Further to the left are the self-defined “pro-Israel, pro-peace” groups like Americans for Peace Now and J-Street. These groups argue on Israel’s behalf, but assert that given the history and current state of the conflict, being pro-Israel also inherently means being pro-Palestinian and supporting the creation of a Palestinian state. While these groups have certainly experienced growth in recent years, their efforts to transform American conceptions of the conflict remain a work in progress.
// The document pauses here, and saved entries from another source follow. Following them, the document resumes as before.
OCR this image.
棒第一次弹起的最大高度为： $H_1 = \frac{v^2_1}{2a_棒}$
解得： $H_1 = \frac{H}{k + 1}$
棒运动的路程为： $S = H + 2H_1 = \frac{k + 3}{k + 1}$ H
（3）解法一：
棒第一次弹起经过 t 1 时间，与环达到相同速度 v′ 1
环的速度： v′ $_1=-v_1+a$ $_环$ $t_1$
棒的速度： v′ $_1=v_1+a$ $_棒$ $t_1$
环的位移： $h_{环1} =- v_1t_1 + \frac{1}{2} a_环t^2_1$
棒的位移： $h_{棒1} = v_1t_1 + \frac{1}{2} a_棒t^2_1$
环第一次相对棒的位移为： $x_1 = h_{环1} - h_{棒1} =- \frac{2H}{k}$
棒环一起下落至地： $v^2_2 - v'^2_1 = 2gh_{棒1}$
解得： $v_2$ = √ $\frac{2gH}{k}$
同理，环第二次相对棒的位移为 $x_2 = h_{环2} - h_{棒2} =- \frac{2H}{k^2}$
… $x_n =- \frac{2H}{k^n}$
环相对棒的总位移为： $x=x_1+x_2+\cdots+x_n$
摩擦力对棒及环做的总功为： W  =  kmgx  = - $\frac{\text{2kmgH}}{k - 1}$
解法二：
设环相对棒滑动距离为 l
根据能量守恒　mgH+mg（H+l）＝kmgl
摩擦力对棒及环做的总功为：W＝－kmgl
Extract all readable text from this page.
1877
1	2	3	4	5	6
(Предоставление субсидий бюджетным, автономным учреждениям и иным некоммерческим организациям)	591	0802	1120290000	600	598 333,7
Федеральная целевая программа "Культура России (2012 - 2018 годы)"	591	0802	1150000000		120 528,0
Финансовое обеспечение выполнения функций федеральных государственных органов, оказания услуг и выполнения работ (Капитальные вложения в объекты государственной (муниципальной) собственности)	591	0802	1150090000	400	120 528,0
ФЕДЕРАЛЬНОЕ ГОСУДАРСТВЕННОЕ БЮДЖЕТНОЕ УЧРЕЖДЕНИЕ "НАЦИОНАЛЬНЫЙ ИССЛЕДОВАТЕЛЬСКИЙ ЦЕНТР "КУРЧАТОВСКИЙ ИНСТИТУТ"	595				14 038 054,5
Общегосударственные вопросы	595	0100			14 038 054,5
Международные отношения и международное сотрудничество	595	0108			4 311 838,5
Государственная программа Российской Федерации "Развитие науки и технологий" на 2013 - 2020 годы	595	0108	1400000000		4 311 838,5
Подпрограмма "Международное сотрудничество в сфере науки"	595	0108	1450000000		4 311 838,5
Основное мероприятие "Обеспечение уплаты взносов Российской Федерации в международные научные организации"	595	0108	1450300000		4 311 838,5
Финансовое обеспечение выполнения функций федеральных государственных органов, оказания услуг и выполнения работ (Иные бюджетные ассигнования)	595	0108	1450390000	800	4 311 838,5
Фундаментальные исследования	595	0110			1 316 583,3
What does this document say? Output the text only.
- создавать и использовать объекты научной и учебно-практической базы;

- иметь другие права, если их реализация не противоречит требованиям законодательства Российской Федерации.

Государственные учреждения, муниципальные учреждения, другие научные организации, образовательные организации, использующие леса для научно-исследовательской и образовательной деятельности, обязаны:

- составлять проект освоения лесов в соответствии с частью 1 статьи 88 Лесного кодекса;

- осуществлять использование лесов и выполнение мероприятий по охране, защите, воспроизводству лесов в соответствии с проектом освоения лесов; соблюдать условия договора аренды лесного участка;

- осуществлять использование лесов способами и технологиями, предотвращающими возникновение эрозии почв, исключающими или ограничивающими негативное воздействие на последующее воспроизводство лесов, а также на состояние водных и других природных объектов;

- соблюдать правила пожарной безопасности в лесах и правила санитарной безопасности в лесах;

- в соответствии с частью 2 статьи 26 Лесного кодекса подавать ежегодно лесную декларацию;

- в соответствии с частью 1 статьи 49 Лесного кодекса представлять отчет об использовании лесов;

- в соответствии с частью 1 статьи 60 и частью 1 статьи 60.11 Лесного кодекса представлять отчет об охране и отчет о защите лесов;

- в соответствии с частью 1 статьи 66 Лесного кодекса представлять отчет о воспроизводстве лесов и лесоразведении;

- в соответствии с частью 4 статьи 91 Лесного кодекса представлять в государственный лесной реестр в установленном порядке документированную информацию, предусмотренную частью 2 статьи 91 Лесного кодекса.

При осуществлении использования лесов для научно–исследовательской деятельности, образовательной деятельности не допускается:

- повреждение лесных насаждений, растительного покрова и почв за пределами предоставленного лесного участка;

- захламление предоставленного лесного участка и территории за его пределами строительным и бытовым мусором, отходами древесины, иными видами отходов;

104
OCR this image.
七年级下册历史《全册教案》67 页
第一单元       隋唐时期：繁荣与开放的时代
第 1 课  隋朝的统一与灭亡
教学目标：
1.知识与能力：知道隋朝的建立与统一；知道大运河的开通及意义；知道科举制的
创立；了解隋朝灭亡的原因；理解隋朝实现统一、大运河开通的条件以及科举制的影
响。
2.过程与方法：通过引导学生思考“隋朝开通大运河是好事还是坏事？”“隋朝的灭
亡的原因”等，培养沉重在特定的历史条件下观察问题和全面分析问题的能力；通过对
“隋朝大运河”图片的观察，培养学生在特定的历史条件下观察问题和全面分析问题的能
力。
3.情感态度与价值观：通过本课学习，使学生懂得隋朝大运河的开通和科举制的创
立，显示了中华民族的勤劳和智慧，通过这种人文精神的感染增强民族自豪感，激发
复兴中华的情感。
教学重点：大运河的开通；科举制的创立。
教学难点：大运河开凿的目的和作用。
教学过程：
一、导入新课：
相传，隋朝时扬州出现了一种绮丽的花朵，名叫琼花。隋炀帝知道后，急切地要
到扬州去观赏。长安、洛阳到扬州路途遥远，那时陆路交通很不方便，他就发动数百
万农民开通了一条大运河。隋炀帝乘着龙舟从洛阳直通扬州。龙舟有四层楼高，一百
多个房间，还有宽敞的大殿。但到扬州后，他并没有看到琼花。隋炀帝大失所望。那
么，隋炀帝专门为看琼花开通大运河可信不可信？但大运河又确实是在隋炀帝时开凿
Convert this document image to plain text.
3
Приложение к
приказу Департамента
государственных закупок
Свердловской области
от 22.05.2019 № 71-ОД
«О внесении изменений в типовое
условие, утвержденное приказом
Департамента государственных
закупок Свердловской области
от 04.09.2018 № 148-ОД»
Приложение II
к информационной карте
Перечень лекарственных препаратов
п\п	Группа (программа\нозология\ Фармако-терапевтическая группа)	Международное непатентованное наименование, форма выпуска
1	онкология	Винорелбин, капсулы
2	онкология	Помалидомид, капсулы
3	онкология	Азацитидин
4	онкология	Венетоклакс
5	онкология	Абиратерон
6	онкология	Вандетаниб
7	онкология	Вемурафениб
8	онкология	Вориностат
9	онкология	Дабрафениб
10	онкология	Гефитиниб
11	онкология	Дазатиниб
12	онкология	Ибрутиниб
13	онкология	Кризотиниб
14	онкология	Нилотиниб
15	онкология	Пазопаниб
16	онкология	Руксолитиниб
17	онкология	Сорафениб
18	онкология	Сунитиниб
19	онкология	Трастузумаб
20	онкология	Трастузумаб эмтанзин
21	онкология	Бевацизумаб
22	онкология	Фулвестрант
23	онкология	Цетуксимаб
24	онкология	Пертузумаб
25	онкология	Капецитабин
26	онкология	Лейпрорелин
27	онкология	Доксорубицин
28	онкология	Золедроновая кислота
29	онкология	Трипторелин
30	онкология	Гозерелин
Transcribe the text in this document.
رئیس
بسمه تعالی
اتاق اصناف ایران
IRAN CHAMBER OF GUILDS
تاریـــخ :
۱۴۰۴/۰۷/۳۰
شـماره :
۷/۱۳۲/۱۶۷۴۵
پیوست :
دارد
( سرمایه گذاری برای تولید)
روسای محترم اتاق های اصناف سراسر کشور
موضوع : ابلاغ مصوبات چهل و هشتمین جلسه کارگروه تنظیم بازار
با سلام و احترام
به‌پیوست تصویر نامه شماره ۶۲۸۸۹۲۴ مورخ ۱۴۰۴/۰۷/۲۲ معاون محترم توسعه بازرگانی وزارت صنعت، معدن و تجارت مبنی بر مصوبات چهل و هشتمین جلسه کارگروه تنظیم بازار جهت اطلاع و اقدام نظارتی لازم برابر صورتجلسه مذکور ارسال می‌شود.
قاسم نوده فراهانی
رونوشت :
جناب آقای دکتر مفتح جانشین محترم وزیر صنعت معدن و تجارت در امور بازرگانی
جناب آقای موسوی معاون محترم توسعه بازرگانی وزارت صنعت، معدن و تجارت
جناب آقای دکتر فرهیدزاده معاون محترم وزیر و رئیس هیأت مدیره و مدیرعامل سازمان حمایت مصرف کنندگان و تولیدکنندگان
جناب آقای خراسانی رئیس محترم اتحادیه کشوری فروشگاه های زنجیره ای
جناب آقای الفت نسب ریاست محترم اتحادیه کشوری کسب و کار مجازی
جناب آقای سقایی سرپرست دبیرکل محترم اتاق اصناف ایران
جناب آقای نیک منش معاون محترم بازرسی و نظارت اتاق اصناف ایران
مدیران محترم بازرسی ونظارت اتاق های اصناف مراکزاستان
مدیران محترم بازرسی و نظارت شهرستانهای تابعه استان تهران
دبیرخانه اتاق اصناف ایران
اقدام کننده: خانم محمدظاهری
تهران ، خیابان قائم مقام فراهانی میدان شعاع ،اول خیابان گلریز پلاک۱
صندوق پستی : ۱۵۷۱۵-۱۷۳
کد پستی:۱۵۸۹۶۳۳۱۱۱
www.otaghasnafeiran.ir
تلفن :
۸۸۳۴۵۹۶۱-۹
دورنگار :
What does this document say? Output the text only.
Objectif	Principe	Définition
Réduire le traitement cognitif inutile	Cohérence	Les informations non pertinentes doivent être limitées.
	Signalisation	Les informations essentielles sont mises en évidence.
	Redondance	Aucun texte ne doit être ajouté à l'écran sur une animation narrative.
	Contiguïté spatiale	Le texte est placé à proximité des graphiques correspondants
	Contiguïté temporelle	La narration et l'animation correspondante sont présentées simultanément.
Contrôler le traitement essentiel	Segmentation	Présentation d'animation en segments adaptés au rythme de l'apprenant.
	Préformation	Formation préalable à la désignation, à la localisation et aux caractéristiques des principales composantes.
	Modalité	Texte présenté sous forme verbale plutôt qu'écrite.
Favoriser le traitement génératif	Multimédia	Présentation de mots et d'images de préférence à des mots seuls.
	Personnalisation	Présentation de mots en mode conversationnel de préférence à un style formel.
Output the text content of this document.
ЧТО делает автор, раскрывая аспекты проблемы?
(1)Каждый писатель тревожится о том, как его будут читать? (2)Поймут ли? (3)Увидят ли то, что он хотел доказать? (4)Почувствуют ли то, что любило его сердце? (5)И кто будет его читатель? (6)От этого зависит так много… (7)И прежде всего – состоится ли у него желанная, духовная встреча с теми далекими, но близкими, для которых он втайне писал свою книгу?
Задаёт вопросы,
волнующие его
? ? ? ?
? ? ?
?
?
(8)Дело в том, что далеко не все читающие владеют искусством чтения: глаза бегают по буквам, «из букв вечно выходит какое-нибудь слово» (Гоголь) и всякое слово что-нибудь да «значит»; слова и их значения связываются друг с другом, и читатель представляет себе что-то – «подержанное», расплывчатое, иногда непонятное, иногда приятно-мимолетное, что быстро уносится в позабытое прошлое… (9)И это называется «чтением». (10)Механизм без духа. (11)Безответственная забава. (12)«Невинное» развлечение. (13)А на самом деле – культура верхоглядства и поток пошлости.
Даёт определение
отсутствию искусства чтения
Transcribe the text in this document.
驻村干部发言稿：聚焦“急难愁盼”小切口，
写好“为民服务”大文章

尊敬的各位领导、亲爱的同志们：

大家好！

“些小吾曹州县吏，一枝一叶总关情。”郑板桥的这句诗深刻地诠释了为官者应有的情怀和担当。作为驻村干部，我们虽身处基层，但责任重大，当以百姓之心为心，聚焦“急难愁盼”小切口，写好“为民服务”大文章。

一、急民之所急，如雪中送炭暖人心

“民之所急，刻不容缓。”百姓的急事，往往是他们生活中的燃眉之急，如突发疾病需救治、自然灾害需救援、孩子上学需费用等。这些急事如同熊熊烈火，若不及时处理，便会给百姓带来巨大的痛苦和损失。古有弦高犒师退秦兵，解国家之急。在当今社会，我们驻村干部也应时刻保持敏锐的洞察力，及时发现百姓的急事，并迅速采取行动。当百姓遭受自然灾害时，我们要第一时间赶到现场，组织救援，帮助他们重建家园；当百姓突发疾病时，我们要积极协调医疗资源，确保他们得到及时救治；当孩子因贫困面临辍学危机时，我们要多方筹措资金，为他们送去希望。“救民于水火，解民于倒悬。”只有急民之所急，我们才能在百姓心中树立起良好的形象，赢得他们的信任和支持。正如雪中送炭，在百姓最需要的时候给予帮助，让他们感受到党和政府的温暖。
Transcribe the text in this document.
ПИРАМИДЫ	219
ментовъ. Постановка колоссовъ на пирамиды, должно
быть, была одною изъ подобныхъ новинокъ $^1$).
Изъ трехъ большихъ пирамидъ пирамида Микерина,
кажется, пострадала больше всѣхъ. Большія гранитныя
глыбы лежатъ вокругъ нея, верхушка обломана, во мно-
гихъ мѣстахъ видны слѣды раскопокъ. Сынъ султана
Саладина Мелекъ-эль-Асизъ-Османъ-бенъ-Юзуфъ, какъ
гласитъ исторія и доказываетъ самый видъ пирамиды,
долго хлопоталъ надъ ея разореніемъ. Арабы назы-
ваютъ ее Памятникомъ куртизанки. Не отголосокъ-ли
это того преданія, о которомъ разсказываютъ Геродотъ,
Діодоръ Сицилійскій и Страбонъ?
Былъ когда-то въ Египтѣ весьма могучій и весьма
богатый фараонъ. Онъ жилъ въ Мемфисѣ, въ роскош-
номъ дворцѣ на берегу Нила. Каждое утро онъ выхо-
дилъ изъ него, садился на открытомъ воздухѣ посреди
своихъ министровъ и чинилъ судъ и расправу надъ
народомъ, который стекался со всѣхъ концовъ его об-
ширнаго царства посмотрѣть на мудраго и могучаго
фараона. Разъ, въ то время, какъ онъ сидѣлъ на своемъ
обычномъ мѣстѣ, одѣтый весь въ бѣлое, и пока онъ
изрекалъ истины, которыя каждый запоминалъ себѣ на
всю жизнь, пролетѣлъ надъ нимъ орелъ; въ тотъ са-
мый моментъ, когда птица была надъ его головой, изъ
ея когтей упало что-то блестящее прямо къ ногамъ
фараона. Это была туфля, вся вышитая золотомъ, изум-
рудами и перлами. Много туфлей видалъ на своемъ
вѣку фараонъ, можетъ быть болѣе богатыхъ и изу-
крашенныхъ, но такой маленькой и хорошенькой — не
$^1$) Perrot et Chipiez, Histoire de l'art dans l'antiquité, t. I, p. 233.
Most importantly, there are deeply ingrained aspects of mainstream American culture into which pro-Israel narratives can, and do, tap. Consider AIPAC's presentation of Israel’s "Quest for Statehood": A religious minority facing European persecution believing “that they would only escape discrimination… in a state of their own” resolves to take up an arduous journey to a faraway, allegedly “sparsely populated” land. For many Americans this account of Israel’s national mythology is deeply reminiscent of their own. There is an unmistakable kinship between the Israeli and American national narratives that combine pioneer spirit with spiritual redemption of sanctified land.
From its outset, the American national consciousness drew extensively on Biblical analogies for legitimation. Americans conceptualized Manifest Destiny with images of rugged adventurers claiming a divine heritage from one ocean to the other. African-Americans relied on Biblical imagery and analogies in their own quest for emancipation and then for civil rights. Israel and its supporters are keenly aware of this cultural legacy and seldom miss an opportunity to reinforce the deeply rooted parallels in the mythologies informing the American and Israeli national projects.
However there is no shortage of legitimate narratives to be found in the Israel-Palestinian conflict. A more informed and constructive American national conversation about the Middle East will remain impossible so long as only one set of narratives is available.